Another one-touch finish in the six-yard box, it’s no coincidence that this keeps happening. As Ruud Van Nistelrooy would attest, there’s an art to being in the right place at the right time.

Over at the Camp Nou, Barcelona can only look wistfully at Inter for gut-wrenching reminders of exactly what they’re missing.

Ousmane Dembele, Antoine Griezmann and Lionel Messi – the front three against Cadiz – are all brilliant forwards, to varying degrees, but none of them are poachers.

Following Luis Suarez’s departure to Atletico Madrid, the closest thing Barcelona have to a proper centre-forward and a focal point that brings clarity to their attack, is Martin Braithwaite.

Suarez has provided more assists (54) for Messi than any other player, while Messi set up 39 of Suarez’s 198 Barcelona goals. The Uruguay international, inevitably, now ties his former team-mate at the top of the La Liga scoring charts.

Braithwaite is a better player than the punchline he’s become, but the fact remains a player that scored eight goals in 36 Championship appearances for Middlesbrough isn’t the man to fill that void.

Lautaro’s intelligent movement, his poacher’s instinct and his dead-eyed finishing ability would have made him the ideal candidate.

Watching how Lautaro doubled Inter’s lead against Milan by providing the finishing touch to a wonderfully incisive counter-attack that involved nine of their players in the build-up, it’s no wonder that Barcelona have been so smitten on the 23-year-old.

But this is a superstar in the making, that looks well worth the €90million pricetag Inter reportedly price him at.
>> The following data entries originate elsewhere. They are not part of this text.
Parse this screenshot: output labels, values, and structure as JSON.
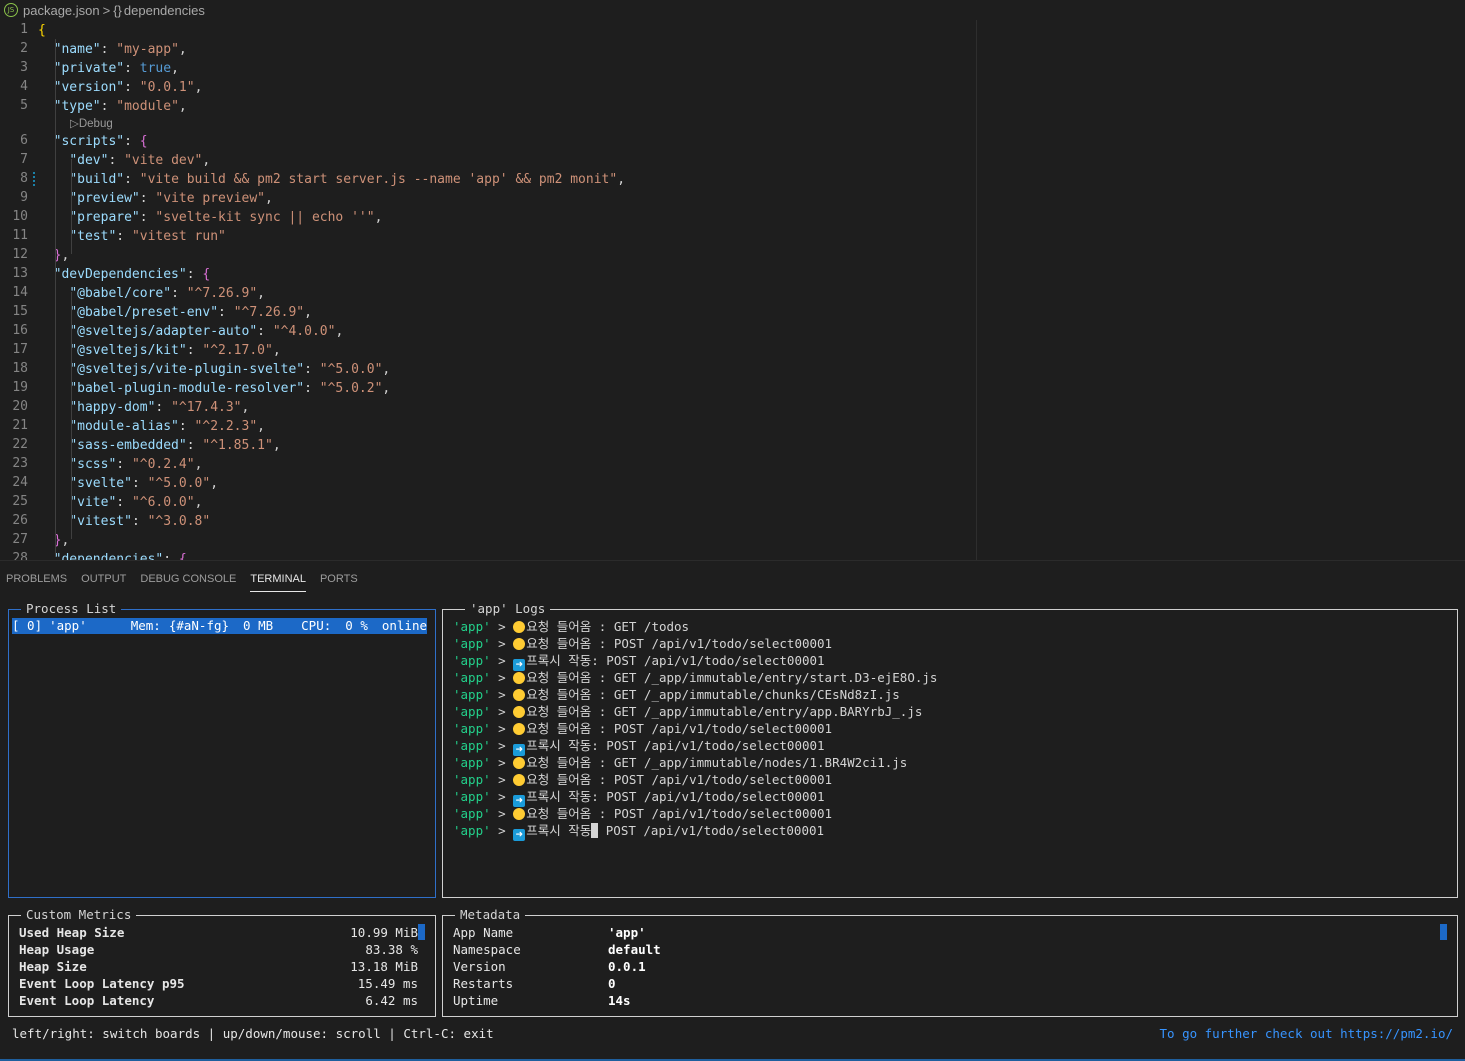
{
  "breadcrumb": {
    "file_icon_text": "JS",
    "file": "package.json",
    "separator": ">",
    "braces": "{}",
    "symbol": "dependencies"
  },
  "editor": {
    "codelens": "▷Debug",
    "lines": [
      {
        "n": "1",
        "tokens": [
          {
            "t": "{",
            "c": "b1"
          }
        ]
      },
      {
        "n": "2",
        "tokens": [
          {
            "t": "  "
          },
          {
            "t": "\"name\"",
            "c": "k"
          },
          {
            "t": ": ",
            "c": "p"
          },
          {
            "t": "\"my-app\"",
            "c": "s"
          },
          {
            "t": ",",
            "c": "p"
          }
        ]
      },
      {
        "n": "3",
        "tokens": [
          {
            "t": "  "
          },
          {
            "t": "\"private\"",
            "c": "k"
          },
          {
            "t": ": ",
            "c": "p"
          },
          {
            "t": "true",
            "c": "kw"
          },
          {
            "t": ",",
            "c": "p"
          }
        ]
      },
      {
        "n": "4",
        "tokens": [
          {
            "t": "  "
          },
          {
            "t": "\"version\"",
            "c": "k"
          },
          {
            "t": ": ",
            "c": "p"
          },
          {
            "t": "\"0.0.1\"",
            "c": "s"
          },
          {
            "t": ",",
            "c": "p"
          }
        ]
      },
      {
        "n": "5",
        "tokens": [
          {
            "t": "  "
          },
          {
            "t": "\"type\"",
            "c": "k"
          },
          {
            "t": ": ",
            "c": "p"
          },
          {
            "t": "\"module\"",
            "c": "s"
          },
          {
            "t": ",",
            "c": "p"
          }
        ]
      },
      {
        "n": "6",
        "tokens": [
          {
            "t": "  "
          },
          {
            "t": "\"scripts\"",
            "c": "k"
          },
          {
            "t": ": ",
            "c": "p"
          },
          {
            "t": "{",
            "c": "b2"
          }
        ]
      },
      {
        "n": "7",
        "tokens": [
          {
            "t": "    "
          },
          {
            "t": "\"dev\"",
            "c": "k"
          },
          {
            "t": ": ",
            "c": "p"
          },
          {
            "t": "\"vite dev\"",
            "c": "s"
          },
          {
            "t": ",",
            "c": "p"
          }
        ]
      },
      {
        "n": "8",
        "tokens": [
          {
            "t": "    "
          },
          {
            "t": "\"build\"",
            "c": "k"
          },
          {
            "t": ": ",
            "c": "p"
          },
          {
            "t": "\"vite build && pm2 start server.js --name 'app' && pm2 monit\"",
            "c": "s"
          },
          {
            "t": ",",
            "c": "p"
          }
        ]
      },
      {
        "n": "9",
        "tokens": [
          {
            "t": "    "
          },
          {
            "t": "\"preview\"",
            "c": "k"
          },
          {
            "t": ": ",
            "c": "p"
          },
          {
            "t": "\"vite preview\"",
            "c": "s"
          },
          {
            "t": ",",
            "c": "p"
          }
        ]
      },
      {
        "n": "10",
        "tokens": [
          {
            "t": "    "
          },
          {
            "t": "\"prepare\"",
            "c": "k"
          },
          {
            "t": ": ",
            "c": "p"
          },
          {
            "t": "\"svelte-kit sync || echo ''\"",
            "c": "s"
          },
          {
            "t": ",",
            "c": "p"
          }
        ]
      },
      {
        "n": "11",
        "tokens": [
          {
            "t": "    "
          },
          {
            "t": "\"test\"",
            "c": "k"
          },
          {
            "t": ": ",
            "c": "p"
          },
          {
            "t": "\"vitest run\"",
            "c": "s"
          }
        ]
      },
      {
        "n": "12",
        "tokens": [
          {
            "t": "  "
          },
          {
            "t": "}",
            "c": "b2"
          },
          {
            "t": ",",
            "c": "p"
          }
        ]
      },
      {
        "n": "13",
        "tokens": [
          {
            "t": "  "
          },
          {
            "t": "\"devDependencies\"",
            "c": "k"
          },
          {
            "t": ": ",
            "c": "p"
          },
          {
            "t": "{",
            "c": "b2"
          }
        ]
      },
      {
        "n": "14",
        "tokens": [
          {
            "t": "    "
          },
          {
            "t": "\"@babel/core\"",
            "c": "k"
          },
          {
            "t": ": ",
            "c": "p"
          },
          {
            "t": "\"^7.26.9\"",
            "c": "s"
          },
          {
            "t": ",",
            "c": "p"
          }
        ]
      },
      {
        "n": "15",
        "tokens": [
          {
            "t": "    "
          },
          {
            "t": "\"@babel/preset-env\"",
            "c": "k"
          },
          {
            "t": ": ",
            "c": "p"
          },
          {
            "t": "\"^7.26.9\"",
            "c": "s"
          },
          {
            "t": ",",
            "c": "p"
          }
        ]
      },
      {
        "n": "16",
        "tokens": [
          {
            "t": "    "
          },
          {
            "t": "\"@sveltejs/adapter-auto\"",
            "c": "k"
          },
          {
            "t": ": ",
            "c": "p"
          },
          {
            "t": "\"^4.0.0\"",
            "c": "s"
          },
          {
            "t": ",",
            "c": "p"
          }
        ]
      },
      {
        "n": "17",
        "tokens": [
          {
            "t": "    "
          },
          {
            "t": "\"@sveltejs/kit\"",
            "c": "k"
          },
          {
            "t": ": ",
            "c": "p"
          },
          {
            "t": "\"^2.17.0\"",
            "c": "s"
          },
          {
            "t": ",",
            "c": "p"
          }
        ]
      },
      {
        "n": "18",
        "tokens": [
          {
            "t": "    "
          },
          {
            "t": "\"@sveltejs/vite-plugin-svelte\"",
            "c": "k"
          },
          {
            "t": ": ",
            "c": "p"
          },
          {
            "t": "\"^5.0.0\"",
            "c": "s"
          },
          {
            "t": ",",
            "c": "p"
          }
        ]
      },
      {
        "n": "19",
        "tokens": [
          {
            "t": "    "
          },
          {
            "t": "\"babel-plugin-module-resolver\"",
            "c": "k"
          },
          {
            "t": ": ",
            "c": "p"
          },
          {
            "t": "\"^5.0.2\"",
            "c": "s"
          },
          {
            "t": ",",
            "c": "p"
          }
        ]
      },
      {
        "n": "20",
        "tokens": [
          {
            "t": "    "
          },
          {
            "t": "\"happy-dom\"",
            "c": "k"
          },
          {
            "t": ": ",
            "c": "p"
          },
          {
            "t": "\"^17.4.3\"",
            "c": "s"
          },
          {
            "t": ",",
            "c": "p"
          }
        ]
      },
      {
        "n": "21",
        "tokens": [
          {
            "t": "    "
          },
          {
            "t": "\"module-alias\"",
            "c": "k"
          },
          {
            "t": ": ",
            "c": "p"
          },
          {
            "t": "\"^2.2.3\"",
            "c": "s"
          },
          {
            "t": ",",
            "c": "p"
          }
        ]
      },
      {
        "n": "22",
        "tokens": [
          {
            "t": "    "
          },
          {
            "t": "\"sass-embedded\"",
            "c": "k"
          },
          {
            "t": ": ",
            "c": "p"
          },
          {
            "t": "\"^1.85.1\"",
            "c": "s"
          },
          {
            "t": ",",
            "c": "p"
          }
        ]
      },
      {
        "n": "23",
        "tokens": [
          {
            "t": "    "
          },
          {
            "t": "\"scss\"",
            "c": "k"
          },
          {
            "t": ": ",
            "c": "p"
          },
          {
            "t": "\"^0.2.4\"",
            "c": "s"
          },
          {
            "t": ",",
            "c": "p"
          }
        ]
      },
      {
        "n": "24",
        "tokens": [
          {
            "t": "    "
          },
          {
            "t": "\"svelte\"",
            "c": "k"
          },
          {
            "t": ": ",
            "c": "p"
          },
          {
            "t": "\"^5.0.0\"",
            "c": "s"
          },
          {
            "t": ",",
            "c": "p"
          }
        ]
      },
      {
        "n": "25",
        "tokens": [
          {
            "t": "    "
          },
          {
            "t": "\"vite\"",
            "c": "k"
          },
          {
            "t": ": ",
            "c": "p"
          },
          {
            "t": "\"^6.0.0\"",
            "c": "s"
          },
          {
            "t": ",",
            "c": "p"
          }
        ]
      },
      {
        "n": "26",
        "tokens": [
          {
            "t": "    "
          },
          {
            "t": "\"vitest\"",
            "c": "k"
          },
          {
            "t": ": ",
            "c": "p"
          },
          {
            "t": "\"^3.0.8\"",
            "c": "s"
          }
        ]
      },
      {
        "n": "27",
        "tokens": [
          {
            "t": "  "
          },
          {
            "t": "}",
            "c": "b2"
          },
          {
            "t": ",",
            "c": "p"
          }
        ]
      },
      {
        "n": "28",
        "tokens": [
          {
            "t": "  "
          },
          {
            "t": "\"dependencies\"",
            "c": "k"
          },
          {
            "t": ": ",
            "c": "p"
          },
          {
            "t": "{",
            "c": "b2"
          }
        ]
      }
    ]
  },
  "panel": {
    "tabs": [
      {
        "label": "PROBLEMS",
        "active": false
      },
      {
        "label": "OUTPUT",
        "active": false
      },
      {
        "label": "DEBUG CONSOLE",
        "active": false
      },
      {
        "label": "TERMINAL",
        "active": true
      },
      {
        "label": "PORTS",
        "active": false
      }
    ]
  },
  "pm2": {
    "process_list": {
      "title": "Process List",
      "row": {
        "id": "[ 0]",
        "name": "'app'",
        "mem_label": "Mem:",
        "mem_value": "{#aN-fg}",
        "mem_size": "0 MB",
        "cpu_label": "CPU:",
        "cpu_value": "0 %",
        "status": "online"
      }
    },
    "logs": {
      "title": "'app' Logs",
      "lines": [
        {
          "app": "'app'",
          "sep": " > ",
          "icon": "dot",
          "kind": "요청 들어옴 : ",
          "msg": "GET /todos"
        },
        {
          "app": "'app'",
          "sep": " > ",
          "icon": "dot",
          "kind": "요청 들어옴 : ",
          "msg": "POST /api/v1/todo/select00001"
        },
        {
          "app": "'app'",
          "sep": " > ",
          "icon": "arrow",
          "kind": "프록시 작동: ",
          "msg": "POST /api/v1/todo/select00001"
        },
        {
          "app": "'app'",
          "sep": " > ",
          "icon": "dot",
          "kind": "요청 들어옴 : ",
          "msg": "GET /_app/immutable/entry/start.D3-ejE8O.js"
        },
        {
          "app": "'app'",
          "sep": " > ",
          "icon": "dot",
          "kind": "요청 들어옴 : ",
          "msg": "GET /_app/immutable/chunks/CEsNd8zI.js"
        },
        {
          "app": "'app'",
          "sep": " > ",
          "icon": "dot",
          "kind": "요청 들어옴 : ",
          "msg": "GET /_app/immutable/entry/app.BARYrbJ_.js"
        },
        {
          "app": "'app'",
          "sep": " > ",
          "icon": "dot",
          "kind": "요청 들어옴 : ",
          "msg": "POST /api/v1/todo/select00001"
        },
        {
          "app": "'app'",
          "sep": " > ",
          "icon": "arrow",
          "kind": "프록시 작동: ",
          "msg": "POST /api/v1/todo/select00001"
        },
        {
          "app": "'app'",
          "sep": " > ",
          "icon": "dot",
          "kind": "요청 들어옴 : ",
          "msg": "GET /_app/immutable/nodes/1.BR4W2ci1.js"
        },
        {
          "app": "'app'",
          "sep": " > ",
          "icon": "dot",
          "kind": "요청 들어옴 : ",
          "msg": "POST /api/v1/todo/select00001"
        },
        {
          "app": "'app'",
          "sep": " > ",
          "icon": "arrow",
          "kind": "프록시 작동: ",
          "msg": "POST /api/v1/todo/select00001"
        },
        {
          "app": "'app'",
          "sep": " > ",
          "icon": "dot",
          "kind": "요청 들어옴 : ",
          "msg": "POST /api/v1/todo/select00001"
        },
        {
          "app": "'app'",
          "sep": " > ",
          "icon": "arrow",
          "kind": "프록시 작동",
          "msg": " POST /api/v1/todo/select00001",
          "cursor": true
        }
      ]
    },
    "custom_metrics": {
      "title": "Custom Metrics",
      "rows": [
        {
          "label": "Used Heap Size",
          "value": "10.99 MiB"
        },
        {
          "label": "Heap Usage",
          "value": "83.38 %"
        },
        {
          "label": "Heap Size",
          "value": "13.18 MiB"
        },
        {
          "label": "Event Loop Latency p95",
          "value": "15.49 ms"
        },
        {
          "label": "Event Loop Latency",
          "value": "6.42 ms"
        }
      ]
    },
    "metadata": {
      "title": "Metadata",
      "rows": [
        {
          "label": "App Name",
          "value": "'app'"
        },
        {
          "label": "Namespace",
          "value": "default"
        },
        {
          "label": "Version",
          "value": "0.0.1"
        },
        {
          "label": "Restarts",
          "value": "0"
        },
        {
          "label": "Uptime",
          "value": "14s"
        }
      ]
    },
    "footer_left": "left/right: switch boards | up/down/mouse: scroll | Ctrl-C: exit",
    "footer_right": "To go further check out https://pm2.io/"
  }
}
Barcelona are a club that had to allow Suarez, Ivan Rakitic and Arturo Vidal leave for peanuts to alleviate the wage bill.

In that context, they were delusional to think they could somehow afford one of the best young forwards in Europe.

When you see how well Inter’s No.10 has combined with Lukaku this season, just imagine how he might have connected with his compatriot Messi, who broke the record for assists (21) in a single La Liga season in a lacklustre Barcelona side in 2019-20.

As a second successive trophyless season looms, with the unthinkable prospect of their greatest ever player seeing out the final months of his time in an empty Camp Nou, you get the sense that Barcelona have many more ‘What might have been?’ questions in the years to come.